Comme tout le monde surveille tout le monde, le pot aux roses est découvert et le boss de Mobilis s’est trouvé il y a quelques jours dans de sales draps. 

Commandant de la gendarmerie nationale, le PDG de Mobilis, Chaouki Boukhazani est diplômé de l’École Militaire Polytechnique d’Alger, l’ex Ecole Nationale des Ingénieurs et Techniciens d’Algérie (ENITA). Titulaire d’un Post Graduation Spécialisée (PGS) en Télécommunication et Sécurité des Réseaux Informatiques, il fait ses débuts en 2011 avec la gendarmerie en tant que Développeur web. 

Il gravit les échelons au sein de l’équipe de la digitalisation de la gendarmerie nationale jusqu’à ce qu’il devienne en 2016 chef de projet « Tariki DZ », un site web / application qui permettent aux usagers de la route de s’informer sur la situation routière en temps réel. 

Chaouki Boukhazani est, ensuite, désigné pour piloter jusqu’à juillet 2019 les réseaux informatiques et du contrôle de la gendarmerie Nationale. Proche de Boualem Boualem, il intègre en octobre 2019 l’équipe de la télécommunication de Mobilis avant de se propulser à la tête du premier opérateur de la téléphonie mobile du pays. 

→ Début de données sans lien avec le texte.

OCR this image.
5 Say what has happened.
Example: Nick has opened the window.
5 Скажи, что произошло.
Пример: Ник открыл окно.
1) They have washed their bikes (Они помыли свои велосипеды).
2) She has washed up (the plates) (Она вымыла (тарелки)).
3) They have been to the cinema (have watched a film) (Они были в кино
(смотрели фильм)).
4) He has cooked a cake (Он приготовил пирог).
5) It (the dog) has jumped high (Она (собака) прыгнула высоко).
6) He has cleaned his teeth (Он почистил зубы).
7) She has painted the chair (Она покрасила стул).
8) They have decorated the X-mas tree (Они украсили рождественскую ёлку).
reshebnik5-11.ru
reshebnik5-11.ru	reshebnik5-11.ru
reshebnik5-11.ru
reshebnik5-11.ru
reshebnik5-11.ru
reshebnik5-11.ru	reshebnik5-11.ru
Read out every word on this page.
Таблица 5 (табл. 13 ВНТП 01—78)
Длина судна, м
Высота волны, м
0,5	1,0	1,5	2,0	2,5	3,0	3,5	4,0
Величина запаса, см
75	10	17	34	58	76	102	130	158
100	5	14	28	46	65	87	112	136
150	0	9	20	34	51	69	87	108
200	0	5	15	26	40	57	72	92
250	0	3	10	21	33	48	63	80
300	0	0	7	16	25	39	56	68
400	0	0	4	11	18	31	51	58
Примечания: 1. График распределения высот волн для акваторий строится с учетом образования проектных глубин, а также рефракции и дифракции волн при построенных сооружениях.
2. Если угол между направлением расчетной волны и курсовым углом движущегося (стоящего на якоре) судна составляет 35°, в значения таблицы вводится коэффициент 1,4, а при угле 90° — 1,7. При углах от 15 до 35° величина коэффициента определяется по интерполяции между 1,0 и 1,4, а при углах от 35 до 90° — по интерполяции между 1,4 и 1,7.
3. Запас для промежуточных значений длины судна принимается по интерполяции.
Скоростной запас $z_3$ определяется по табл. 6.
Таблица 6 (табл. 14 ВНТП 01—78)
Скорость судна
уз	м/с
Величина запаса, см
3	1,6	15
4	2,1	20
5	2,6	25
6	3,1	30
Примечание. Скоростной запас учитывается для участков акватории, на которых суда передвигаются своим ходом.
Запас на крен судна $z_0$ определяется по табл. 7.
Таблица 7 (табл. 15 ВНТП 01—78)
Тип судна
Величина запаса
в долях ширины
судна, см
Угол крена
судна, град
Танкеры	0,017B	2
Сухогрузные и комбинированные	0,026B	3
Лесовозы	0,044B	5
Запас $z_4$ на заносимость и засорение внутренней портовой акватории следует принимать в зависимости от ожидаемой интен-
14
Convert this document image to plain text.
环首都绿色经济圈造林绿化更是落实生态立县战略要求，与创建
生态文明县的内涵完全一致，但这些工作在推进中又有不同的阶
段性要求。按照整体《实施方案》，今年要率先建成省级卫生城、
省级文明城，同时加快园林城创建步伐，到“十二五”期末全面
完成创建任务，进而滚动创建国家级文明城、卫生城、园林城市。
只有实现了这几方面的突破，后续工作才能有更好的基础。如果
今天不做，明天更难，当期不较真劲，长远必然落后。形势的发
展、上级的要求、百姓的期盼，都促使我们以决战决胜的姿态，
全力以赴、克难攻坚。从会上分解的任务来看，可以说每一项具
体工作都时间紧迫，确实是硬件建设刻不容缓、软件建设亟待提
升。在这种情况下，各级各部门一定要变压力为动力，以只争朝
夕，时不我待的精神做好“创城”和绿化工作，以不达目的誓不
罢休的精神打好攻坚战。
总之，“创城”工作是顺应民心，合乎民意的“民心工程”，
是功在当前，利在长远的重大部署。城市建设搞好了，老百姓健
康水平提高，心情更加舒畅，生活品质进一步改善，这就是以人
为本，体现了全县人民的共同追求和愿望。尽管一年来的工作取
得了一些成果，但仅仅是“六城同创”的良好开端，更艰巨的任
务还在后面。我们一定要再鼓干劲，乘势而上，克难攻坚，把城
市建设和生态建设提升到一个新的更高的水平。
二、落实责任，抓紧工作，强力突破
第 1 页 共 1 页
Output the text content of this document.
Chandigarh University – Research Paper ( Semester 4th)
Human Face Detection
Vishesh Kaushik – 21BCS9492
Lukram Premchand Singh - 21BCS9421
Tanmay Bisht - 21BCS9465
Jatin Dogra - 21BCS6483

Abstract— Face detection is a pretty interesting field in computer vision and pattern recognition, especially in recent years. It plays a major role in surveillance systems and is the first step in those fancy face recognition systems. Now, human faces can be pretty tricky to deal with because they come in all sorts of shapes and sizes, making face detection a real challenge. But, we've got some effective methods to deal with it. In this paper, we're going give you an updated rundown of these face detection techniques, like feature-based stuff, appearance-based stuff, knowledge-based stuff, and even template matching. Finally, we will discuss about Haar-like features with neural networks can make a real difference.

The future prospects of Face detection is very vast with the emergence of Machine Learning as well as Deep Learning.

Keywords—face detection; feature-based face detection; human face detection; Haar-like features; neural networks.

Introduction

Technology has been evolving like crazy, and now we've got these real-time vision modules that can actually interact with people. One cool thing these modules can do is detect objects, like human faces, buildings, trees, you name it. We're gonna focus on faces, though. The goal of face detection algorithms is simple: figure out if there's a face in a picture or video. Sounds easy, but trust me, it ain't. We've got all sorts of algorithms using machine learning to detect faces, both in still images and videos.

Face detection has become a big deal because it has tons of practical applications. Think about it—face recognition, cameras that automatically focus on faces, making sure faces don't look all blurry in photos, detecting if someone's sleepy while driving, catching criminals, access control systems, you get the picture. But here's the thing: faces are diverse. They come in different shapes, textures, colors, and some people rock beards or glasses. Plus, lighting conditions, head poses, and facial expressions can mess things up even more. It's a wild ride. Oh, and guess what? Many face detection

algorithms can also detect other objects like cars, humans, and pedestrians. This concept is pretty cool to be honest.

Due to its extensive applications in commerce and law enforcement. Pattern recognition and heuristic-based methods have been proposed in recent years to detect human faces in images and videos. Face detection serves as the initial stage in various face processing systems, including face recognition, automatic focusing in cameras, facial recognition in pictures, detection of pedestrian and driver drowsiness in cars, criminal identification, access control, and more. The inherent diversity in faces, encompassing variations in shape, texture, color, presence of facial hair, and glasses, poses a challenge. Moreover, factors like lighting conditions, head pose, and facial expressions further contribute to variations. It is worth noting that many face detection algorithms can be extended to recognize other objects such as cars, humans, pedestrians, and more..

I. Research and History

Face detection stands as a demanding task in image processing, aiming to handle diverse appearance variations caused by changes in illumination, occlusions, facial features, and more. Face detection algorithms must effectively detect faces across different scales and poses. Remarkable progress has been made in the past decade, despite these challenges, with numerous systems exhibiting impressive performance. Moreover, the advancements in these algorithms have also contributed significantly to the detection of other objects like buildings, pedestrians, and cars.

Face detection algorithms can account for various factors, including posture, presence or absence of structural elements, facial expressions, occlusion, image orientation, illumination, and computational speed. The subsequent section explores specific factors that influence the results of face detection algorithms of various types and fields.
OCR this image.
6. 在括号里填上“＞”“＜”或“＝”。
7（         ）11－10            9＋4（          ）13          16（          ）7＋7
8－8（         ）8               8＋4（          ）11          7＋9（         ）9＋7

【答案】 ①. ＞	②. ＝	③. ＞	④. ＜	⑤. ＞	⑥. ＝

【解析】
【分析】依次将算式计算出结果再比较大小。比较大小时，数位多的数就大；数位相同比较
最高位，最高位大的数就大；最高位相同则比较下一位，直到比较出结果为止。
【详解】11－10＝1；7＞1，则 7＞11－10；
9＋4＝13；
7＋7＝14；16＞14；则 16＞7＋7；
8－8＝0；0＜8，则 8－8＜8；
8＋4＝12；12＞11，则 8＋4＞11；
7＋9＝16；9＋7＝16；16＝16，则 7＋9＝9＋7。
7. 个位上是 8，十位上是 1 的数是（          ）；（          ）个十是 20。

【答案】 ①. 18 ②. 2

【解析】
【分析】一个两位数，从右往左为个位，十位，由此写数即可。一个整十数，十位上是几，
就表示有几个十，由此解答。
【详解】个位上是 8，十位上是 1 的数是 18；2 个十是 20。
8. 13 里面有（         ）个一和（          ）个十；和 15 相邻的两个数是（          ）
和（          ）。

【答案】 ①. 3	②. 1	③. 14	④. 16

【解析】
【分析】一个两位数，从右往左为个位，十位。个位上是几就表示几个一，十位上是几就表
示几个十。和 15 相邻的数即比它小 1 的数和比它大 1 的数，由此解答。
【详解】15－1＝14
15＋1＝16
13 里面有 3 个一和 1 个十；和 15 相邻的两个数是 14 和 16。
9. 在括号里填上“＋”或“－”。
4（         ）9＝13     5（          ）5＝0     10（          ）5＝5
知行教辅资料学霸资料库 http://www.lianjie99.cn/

Arrêté et menotté par des éléments de la Direction Centrale de la sécurité de l’Armée devant le siège de son entreprise et devant le personnel de sa société Chaouki Boukhazani est embarqué à Douéra où se trouvent les locaux de la DCSA pour être entendu avant qu’il ne soit relâché sur intervention du palais d’El-Mouradia. 

Son sponsor Boualem Boualem se trouve pendant ce temps à la clinique des Glycines qui relève de la Direction Générale de la Sûreté Nationale après avoir été victime d’un AVC. Frappé d’une Interdiction de Sortie du Territoire National (ISTN) comme beaucoup de hauts responsables algériens, il n’a pas pu bénéficier d’un transfert vers l’étranger pour se soigner. 

Les prochains jours ne manqueraient pas de révéler de nouvelles intrigues et manœuvres des antagonistes d’une guerre sourde mais combien coûteuse à l’Algérie qui reste en panne depuis l’arrivée de Tebboune aux commandes du pays. Pas un seul projet de développement économique n’a vu le jour en dépit d’une enviable manne financière qui n’a servi qu’à doubler le budget militaire passé de 9 à 18 milliards de Dollars.